The Theft and Diversion of Public Supplies: Unpaid interns become easy targets for illicit syndicates that divert government-marked drugs, gloves, and surgical sundries out of national facilities into private clinics and pharmacies down the street.
The “Pay-to-Graduate” Extortion:*Shifting internship into an unpaid 6th-year student requirement grants unchecked power to administrators over the recommendation for completion. This creates a massive breeding ground forbribery, nepotism, and sexual harassment, holding the future of our brightest minds hostage.
This shifts the financial deficit of the state onto the backs of the poorest families. The ordinary citizen (Omuntu wa wansi) from upcountry areas like Ajuri and Alebtong will bear the cost out of pocket, losing access to the free, dignified care promised by your government.
Where Science Meets Socio-Economic Transformation
Your Excellency, you have been a fierce champion of supporting science over arts courses in Uganda. You have rightly argued that sciences are the engine of modern development.

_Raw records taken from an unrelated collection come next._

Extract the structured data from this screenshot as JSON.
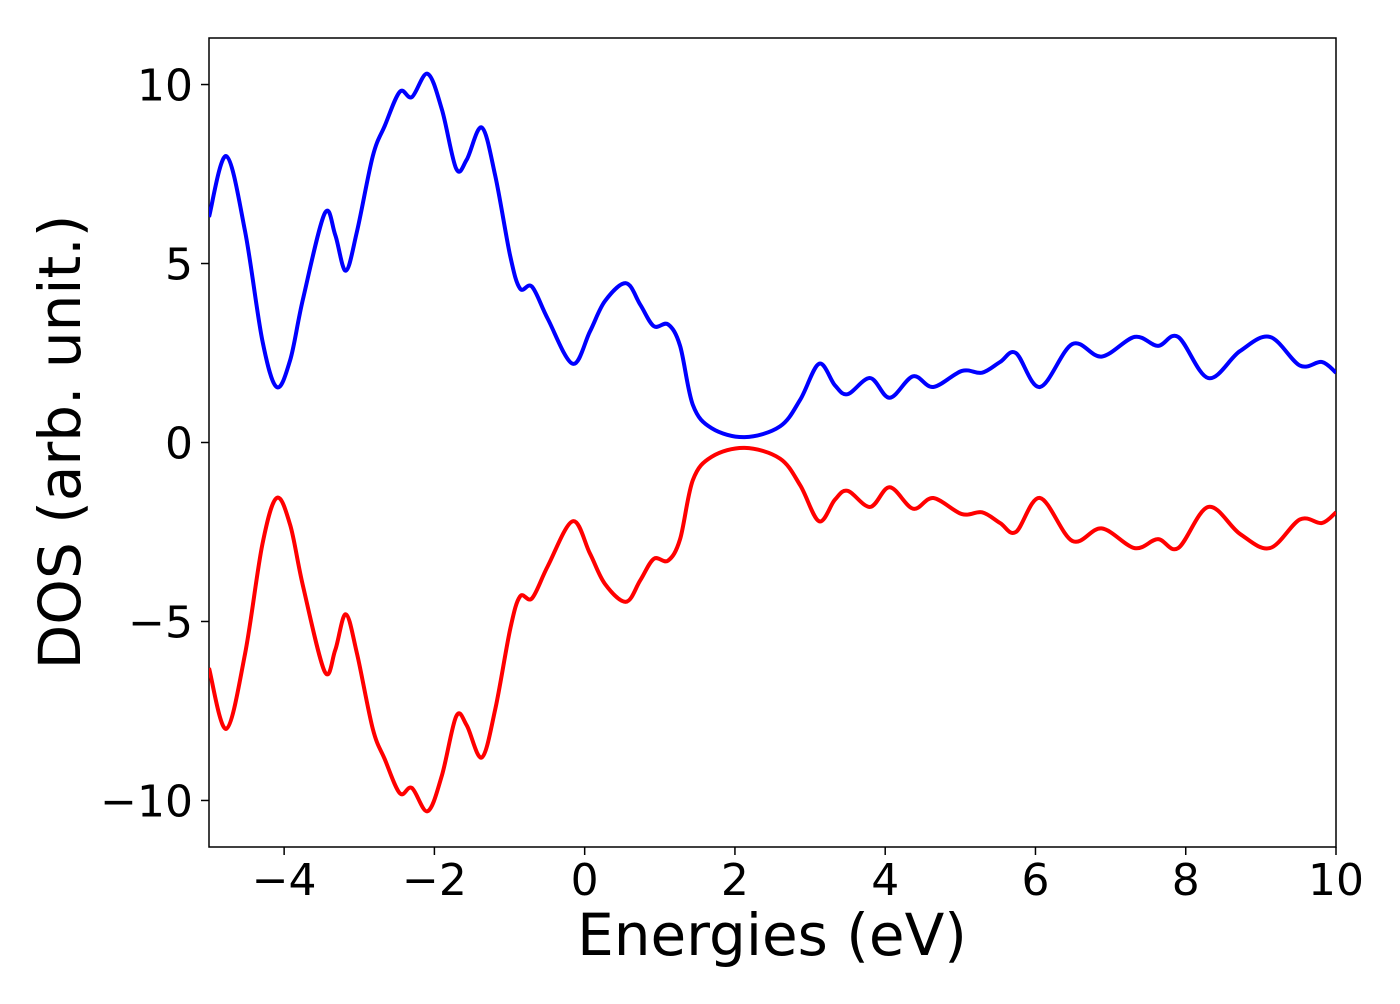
{
  "chart_data": {
    "type": "line",
    "xlabel": "Energies (eV)",
    "ylabel": "DOS (arb. unit.)",
    "x": [
      -5,
      -4.77,
      -4.52,
      -4.29,
      -4.1,
      -3.92,
      -3.75,
      -3.46,
      -3.32,
      -3.18,
      -3.03,
      -2.82,
      -2.66,
      -2.46,
      -2.3,
      -2.09,
      -1.9,
      -1.71,
      -1.57,
      -1.37,
      -1.19,
      -0.99,
      -0.86,
      -0.7,
      -0.49,
      -0.16,
      0.07,
      0.27,
      0.55,
      0.74,
      0.92,
      1.11,
      1.27,
      1.44,
      1.69,
      2.13,
      2.6,
      2.87,
      3.12,
      3.33,
      3.5,
      3.8,
      4.06,
      4.37,
      4.64,
      5.02,
      5.29,
      5.53,
      5.74,
      6.06,
      6.49,
      6.88,
      7.32,
      7.63,
      7.9,
      8.3,
      8.72,
      9.12,
      9.52,
      9.81,
      10
    ],
    "series": [
      {
        "color": "#0000ff",
        "values": [
          6.3,
          8.0,
          5.9,
          2.85,
          1.55,
          2.3,
          4.0,
          6.4,
          5.8,
          4.8,
          5.9,
          8.0,
          8.85,
          9.8,
          9.65,
          10.3,
          9.3,
          7.65,
          7.9,
          8.8,
          7.45,
          5.2,
          4.3,
          4.35,
          3.45,
          2.2,
          3.1,
          3.95,
          4.45,
          3.85,
          3.25,
          3.3,
          2.7,
          1.05,
          0.4,
          0.15,
          0.45,
          1.2,
          2.2,
          1.6,
          1.35,
          1.8,
          1.25,
          1.85,
          1.55,
          2.0,
          1.95,
          2.25,
          2.5,
          1.55,
          2.75,
          2.4,
          2.95,
          2.7,
          2.95,
          1.8,
          2.55,
          2.95,
          2.15,
          2.25,
          1.95
        ]
      },
      {
        "color": "#ff0000",
        "values": [
          -6.3,
          -8.0,
          -5.9,
          -2.85,
          -1.55,
          -2.3,
          -4.0,
          -6.4,
          -5.8,
          -4.8,
          -5.9,
          -8.0,
          -8.85,
          -9.8,
          -9.65,
          -10.3,
          -9.3,
          -7.65,
          -7.9,
          -8.8,
          -7.45,
          -5.2,
          -4.3,
          -4.35,
          -3.45,
          -2.2,
          -3.1,
          -3.95,
          -4.45,
          -3.85,
          -3.25,
          -3.3,
          -2.7,
          -1.05,
          -0.4,
          -0.15,
          -0.45,
          -1.2,
          -2.2,
          -1.6,
          -1.35,
          -1.8,
          -1.25,
          -1.85,
          -1.55,
          -2.0,
          -1.95,
          -2.25,
          -2.5,
          -1.55,
          -2.75,
          -2.4,
          -2.95,
          -2.7,
          -2.95,
          -1.8,
          -2.55,
          -2.95,
          -2.15,
          -2.25,
          -1.95
        ]
      }
    ],
    "xlim": [
      -5,
      10
    ],
    "xticks": [
      {
        "value": -4,
        "label": "−4"
      },
      {
        "value": -2,
        "label": "−2"
      },
      0,
      2,
      4,
      6,
      8,
      10
    ],
    "ylim": [
      -11.3,
      11.3
    ],
    "yticks": [
      {
        "value": -10,
        "label": "−10"
      },
      {
        "value": -5,
        "label": "−5"
      },
      0,
      5,
      10
    ],
    "grid": false
  }
}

This is the exact point where your effort for supporting sciences must bear tangible implications for socio-economic transformation. It must not remain political rhetoric; it must be the passage to our national agenda.
Health forms the very cradle of socio-economic transformation for any nation. An economy cannot transition from subsistence to a high-tier money economy through the Parish Development Model (PDM) if its population is incapacitated by disease. A sick nation cannot engage in heavy industrial production, lvalue addition, or modern agriculture (ekibaro). Every shilling invested in thel health, welfare, and retention of a frontline scientist yields an immediate return in national productivity.
To allow a corrupt network to starve our junior doctors while billions are diverted into non-productive sectors is a complete violation of your “ no more sleep” directive. It is allowing complacency and poor performance to rot the NRM’s finest achievement: the stabilization and growth of Uganda.
I urge you, Your Excellency, to look directly at the real target. Reject the advice of ministers who have forgotten their own history. Protect the medical intern allowance, ensure their timely deployment, and maintain the integrity of medical training in Uganda.
Let the young scientists dig the fields of our health sector without being forced to lean on broken hoes.
The writer is a resident of Alebtong.